Hochmut kommt vor dem Fall
Über andere hinweg zu bestimmen, zu befehlen was ein Mensch zu tun oder wie er sich zu verhalten hat, bricht – längerfristig gesehen – das gesellschaftliche Genick. Wie auch bereits das Sprichwort „Übermut tut selten gut“ zu verstehen gibt. Auf Grund der menschlichen Individualität ist ein längerfristiges Steuern der Menschen nur bedingt möglich. Nimmt es jedoch überhand, verschlägt es sich ins Gegenteil. Die Herrschaft eines einzelnen oder einer Gruppe über Menschen wird offenbar und wird mehrheitlich abgelehnt. Zwar brauchen die Menschen leitende – nicht führende – Hände, sehen und zu arg spüren wollen sie die jedoch nicht, da es ihnen das Gefühl gibt „beherrscht“ zu werden. Jeder der sich „beherrscht“ fühlt wird sich zwangsläufig dagegen wehren. Ein Regieren, ein weiteres Herrschen, wird unmöglich. Wird dennoch daran festgehalten, kann es soweit gehen, daß das Gefühl auf Recht zur Selbsterhaltung bei einzelnen einsetzt und die Hemmschwelle überschritten wird. Aus der Angst heraus ein Leben führen zu müssen, welches man selber niemals freiwillig gewählt hätte.
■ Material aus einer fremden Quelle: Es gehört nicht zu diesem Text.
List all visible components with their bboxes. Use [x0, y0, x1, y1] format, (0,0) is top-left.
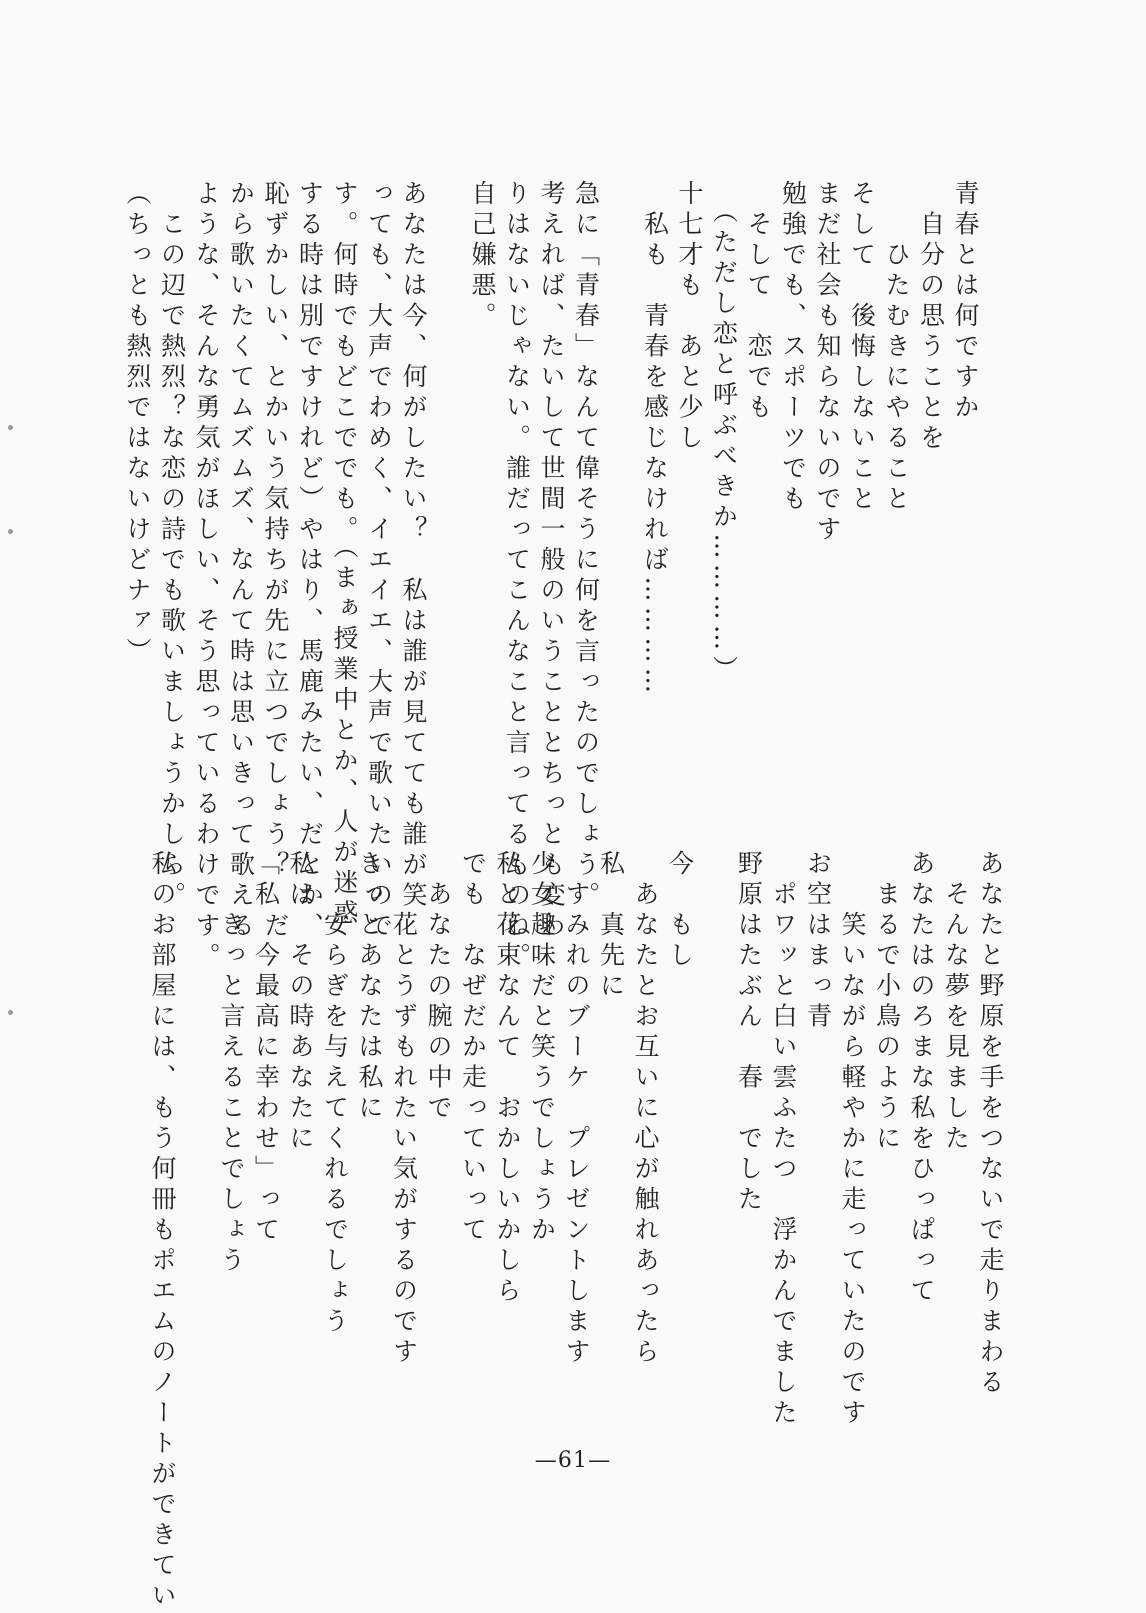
text-line: 私のお部屋には、もう何冊もポエムのノートができてい — [148, 850, 177, 1613]
text-line: 私も 青春を感じなければ………… — [640, 180, 670, 699]
text-line: すみれのブーケ プレゼントします — [562, 850, 591, 1369]
text-line: 自己嫌悪。 — [468, 180, 497, 333]
text-line: そんな夢を見ました — [941, 850, 971, 1155]
text-line: まだ社会も知らないのです — [813, 180, 842, 546]
text-line: ひたむきにやること — [882, 180, 911, 516]
text-line: 私は その時あなたに — [286, 850, 315, 1155]
stanza-break — [430, 180, 465, 800]
text-line: 十七才も あと少し — [675, 180, 704, 455]
text-line: っても、大声でわめく、イエイエ、大声で歌いたいので — [364, 180, 394, 943]
text-line: 私と花束なんて おかしいかしら — [493, 850, 522, 1308]
stanza-break — [179, 850, 214, 1540]
page-edge-mark — [8, 529, 13, 534]
text-line: お空はまっ青 — [803, 850, 833, 1033]
text-line: 少女趣味だと笑うでしょうか — [527, 850, 557, 1247]
page-edge-mark — [8, 425, 13, 430]
text-line: まるで小鳥のように — [872, 850, 902, 1155]
text-line: あなたは今、何がしたい？ 私は誰が見てても誰が笑 — [399, 180, 428, 912]
text-line: りはないじゃない。誰だってこんなこと言ってるものね。 — [502, 180, 532, 973]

Macht ist eben auch und insbesondere asymmetrisch!

Eine Antwort

  1. „Darum *allein* dreht sich der aktuelle Sonntagsgedanke Rebeccas zwar nicht, aber unserer Ansicht nach weist ihre Meinung und Aussage im Kern in dieselbe Richtung..“

    Absolut korrekt.
    Wichtig war es mir eine Verbindung zu vorherrschenden politischen Wegen aufzeigen zu können. Eine Verbindung die es legitimieren könnte sich selbst in unserem System zu erhalten.